The voice said, “Come,” and he pulled the door open the rest of the way and went outside, past the desk and the empty chair that had been just outside the door of the ward.

Another door, another corridor. The voice said, “Wait,” the voice said, “Come.” This time a guard slept. He tiptoed past. Down steps.

He thought the question, “Where am I going?”

“Mad,” said the voice.

“But you said I wasn’t—” He’d spoken aloud and the sound startled him almost more than had the answer to his last question. And in the silence that followed the words he’d spoken there came—from the bottom of the stairs and around the corner—the sound of a buzzing switchboard, and someone said, “Yes?… Okay, Doctor, I’ll be right up.” Footsteps and the closing of an elevator door.

He went down the remaining stairs and around the corner and he was in the front main hall. There was an empty desk with a switchboard beside it. He walked past it and to the front door. It was bolted and he threw the heavy bolt.

He went outside, into the night.

He walked quietly across cement, across gravel; then his shoes were on grass and he didn’t have to tiptoe any more. It was as dark now as the inside of an elephant; he felt the presence of trees nearby and leaves brushed his face occasionally, but he walked rapidly, confidently and his hand went forward just in time to touch a brick wall.

He reached up and he could touch the top of it; he pulled himself up and over it. There was broken glass on the flat top of the wall; he cut his clothes and his flesh badly, but he felt no pain, only the wetness of blood and the stickiness of blood.

He walked along a lighted road, he walked along dark and empty streets, he walked down a darker alley.
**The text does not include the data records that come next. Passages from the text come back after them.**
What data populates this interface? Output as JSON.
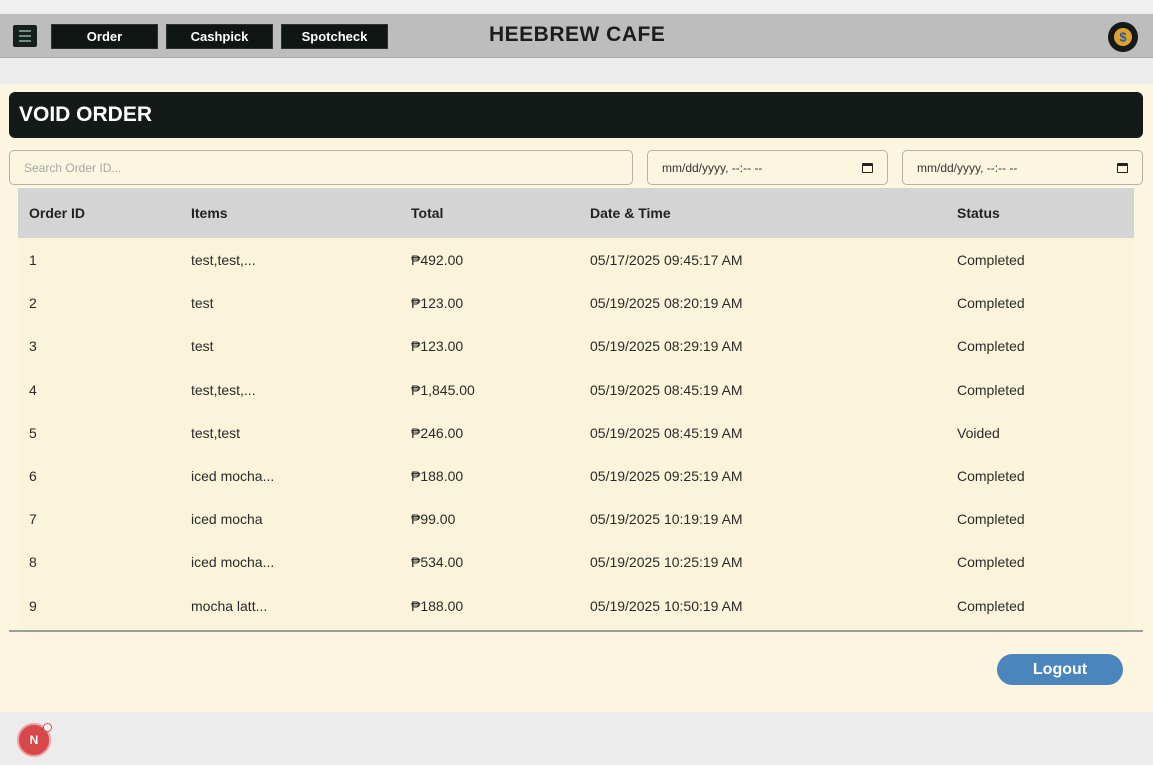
{
  "nav": {
    "buttons": [
      "Order",
      "Cashpick",
      "Spotcheck"
    ],
    "brand": "HEEBREW CAFE",
    "coin_symbol": "$"
  },
  "page": {
    "title": "VOID ORDER"
  },
  "filters": {
    "search_placeholder": "Search Order ID...",
    "date_from": "mm/dd/yyyy, --:-- --",
    "date_to": "mm/dd/yyyy, --:-- --"
  },
  "table": {
    "headers": [
      "Order ID",
      "Items",
      "Total",
      "Date & Time",
      "Status"
    ],
    "rows": [
      [
        "1",
        "test,test,...",
        "₱492.00",
        "05/17/2025 09:45:17 AM",
        "Completed"
      ],
      [
        "2",
        "test",
        "₱123.00",
        "05/19/2025 08:20:19 AM",
        "Completed"
      ],
      [
        "3",
        "test",
        "₱123.00",
        "05/19/2025 08:29:19 AM",
        "Completed"
      ],
      [
        "4",
        "test,test,...",
        "₱1,845.00",
        "05/19/2025 08:45:19 AM",
        "Completed"
      ],
      [
        "5",
        "test,test",
        "₱246.00",
        "05/19/2025 08:45:19 AM",
        "Voided"
      ],
      [
        "6",
        "iced mocha...",
        "₱188.00",
        "05/19/2025 09:25:19 AM",
        "Completed"
      ],
      [
        "7",
        "iced mocha",
        "₱99.00",
        "05/19/2025 10:19:19 AM",
        "Completed"
      ],
      [
        "8",
        "iced mocha...",
        "₱534.00",
        "05/19/2025 10:25:19 AM",
        "Completed"
      ],
      [
        "9",
        "mocha latt...",
        "₱188.00",
        "05/19/2025 10:50:19 AM",
        "Completed"
      ]
    ]
  },
  "actions": {
    "logout_label": "Logout"
  },
  "dev_badge": {
    "letter": "N"
  },
  "colors": {
    "nav_bg": "#bdbdbd",
    "dark": "#141a18",
    "content_bg": "#fcf6e1",
    "logout": "#4a86bb",
    "badge": "#d8484a"
  }
}
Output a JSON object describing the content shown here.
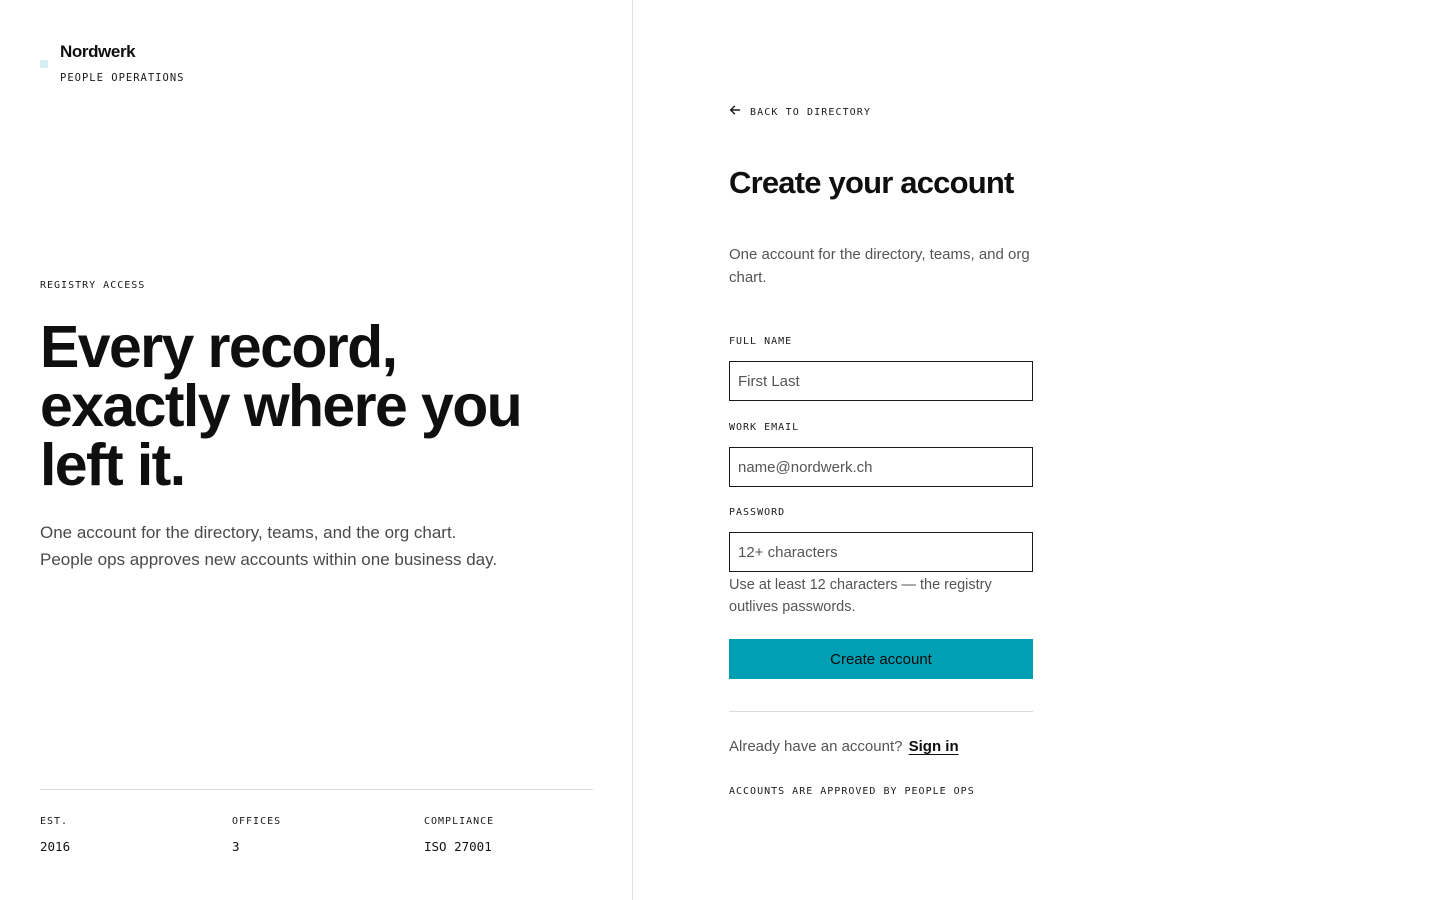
{
  "brand": {
    "name": "Nordwerk",
    "subtitle": "PEOPLE OPERATIONS",
    "mark_color": "#d6eef3"
  },
  "hero": {
    "eyebrow": "REGISTRY ACCESS",
    "headline": "Every record, exactly where you left it.",
    "copy": "One account for the directory, teams, and the org chart. People ops approves new accounts within one business day."
  },
  "stats": [
    {
      "label": "EST.",
      "value": "2016"
    },
    {
      "label": "OFFICES",
      "value": "3"
    },
    {
      "label": "COMPLIANCE",
      "value": "ISO 27001"
    }
  ],
  "form": {
    "back_label": "BACK TO DIRECTORY",
    "back_icon": "arrow-left-icon",
    "title": "Create your account",
    "subtitle": "One account for the directory, teams, and org chart.",
    "fields": {
      "full_name": {
        "label": "FULL NAME",
        "placeholder": "First Last",
        "value": ""
      },
      "work_email": {
        "label": "WORK EMAIL",
        "placeholder": "name@nordwerk.ch",
        "value": ""
      },
      "password": {
        "label": "PASSWORD",
        "placeholder": "12+ characters",
        "value": ""
      }
    },
    "password_hint": "Use at least 12 characters — the registry outlives passwords.",
    "submit_label": "Create account",
    "signin_prompt": "Already have an account?",
    "signin_link": "Sign in",
    "approval_note": "ACCOUNTS ARE APPROVED BY PEOPLE OPS"
  },
  "colors": {
    "accent": "#009fb4",
    "text": "#111111",
    "muted": "#555555",
    "border": "#dcdcdc"
  }
}
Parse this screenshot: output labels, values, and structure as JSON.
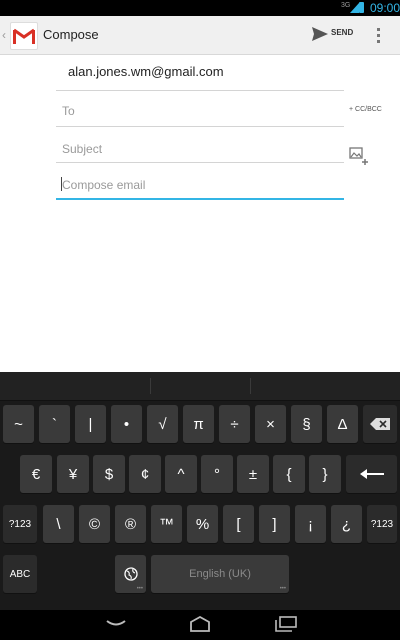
{
  "status_bar": {
    "network": "3G",
    "time": "09:00"
  },
  "action_bar": {
    "title": "Compose",
    "send_label": "SEND",
    "accent": "#33b5e5"
  },
  "compose": {
    "from": "alan.jones.wm@gmail.com",
    "to_placeholder": "To",
    "cc_bcc_label": "+ CC/BCC",
    "subject_placeholder": "Subject",
    "body_placeholder": "Compose email"
  },
  "keyboard": {
    "row1": [
      "~",
      "`",
      "|",
      "•",
      "√",
      "π",
      "÷",
      "×",
      "§",
      "Δ"
    ],
    "row2": [
      "€",
      "¥",
      "$",
      "¢",
      "^",
      "°",
      "±",
      "{",
      "}"
    ],
    "row3_left": "?123",
    "row3": [
      "\\",
      "©",
      "®",
      "™",
      "%",
      "[",
      "]",
      "¡",
      "¿"
    ],
    "row3_right": "?123",
    "row4_left": "ABC",
    "space_label": "English (UK)",
    "key_color": "#3a3a3a"
  }
}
He opened the back gate of a yard and walked to the back door of a house. He opened the door and went in. There was a lighted room at the front of the house; he could see the rectangle of light at the end of a corridor. He went along the corridor and into the lighted room.
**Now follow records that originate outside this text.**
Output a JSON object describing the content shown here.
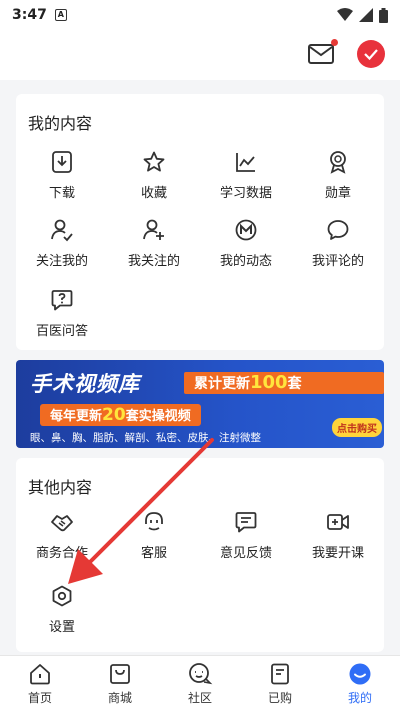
{
  "status": {
    "time": "3:47",
    "app_badge": "A"
  },
  "my_content": {
    "title": "我的内容",
    "items": [
      {
        "label": "下载",
        "icon": "download-icon"
      },
      {
        "label": "收藏",
        "icon": "star-icon"
      },
      {
        "label": "学习数据",
        "icon": "chart-icon"
      },
      {
        "label": "勋章",
        "icon": "medal-icon"
      },
      {
        "label": "关注我的",
        "icon": "user-check-icon"
      },
      {
        "label": "我关注的",
        "icon": "user-add-icon"
      },
      {
        "label": "我的动态",
        "icon": "activity-icon"
      },
      {
        "label": "我评论的",
        "icon": "comment-icon"
      },
      {
        "label": "百医问答",
        "icon": "question-icon"
      }
    ]
  },
  "banner": {
    "title": "手术视频库",
    "line1_prefix": "累计更新",
    "line1_num": "100",
    "line1_suffix": "套",
    "line2_prefix": "每年更新",
    "line2_num": "20",
    "line2_suffix": "套实操视频",
    "line3": "眼、鼻、胸、脂肪、解剖、私密、皮肤、注射微整",
    "buy": "点击购买"
  },
  "other_content": {
    "title": "其他内容",
    "items": [
      {
        "label": "商务合作",
        "icon": "handshake-icon"
      },
      {
        "label": "客服",
        "icon": "headset-icon"
      },
      {
        "label": "意见反馈",
        "icon": "feedback-icon"
      },
      {
        "label": "我要开课",
        "icon": "video-add-icon"
      },
      {
        "label": "设置",
        "icon": "settings-icon"
      }
    ]
  },
  "tabs": [
    {
      "label": "首页",
      "icon": "home-icon"
    },
    {
      "label": "商城",
      "icon": "shop-icon"
    },
    {
      "label": "社区",
      "icon": "community-icon"
    },
    {
      "label": "已购",
      "icon": "purchased-icon"
    },
    {
      "label": "我的",
      "icon": "me-icon",
      "active": true
    }
  ],
  "colors": {
    "accent": "#2f6df6",
    "arrow": "#e53935",
    "avatar": "#e8323c"
  }
}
Someone who had been seated at a desk stood up. Someone, a man, whose face he knew but whom he could not—

“Yes,” said the man, smiling, “you know me, but you do not know me. Your mind is under partial control and your ability to recognize me is blocked out. Other than that and your analgesia—you are covered with blood from the glass on the wall, but you don’t feel any pain—your mind is normal and you are sane.”

“What’s it all about?” he asked. “Why was I brought here?,”

“Because you are sane. I’m sorry about that, because you can’t be. It is not so much that you retained memory of your previous life, after you’d been moved. That happens. It is that you somehow know something of what you shouldn’t—something of The Brightly Shining, and of the Game between the red and the black. For that reason—”

“For that reason, what?” he asked.

The man he knew and did not know smiled gently. “For that reason you must know the rest, so that you will know nothing at all. For everything will add to nothing. The truth will drive you mad.”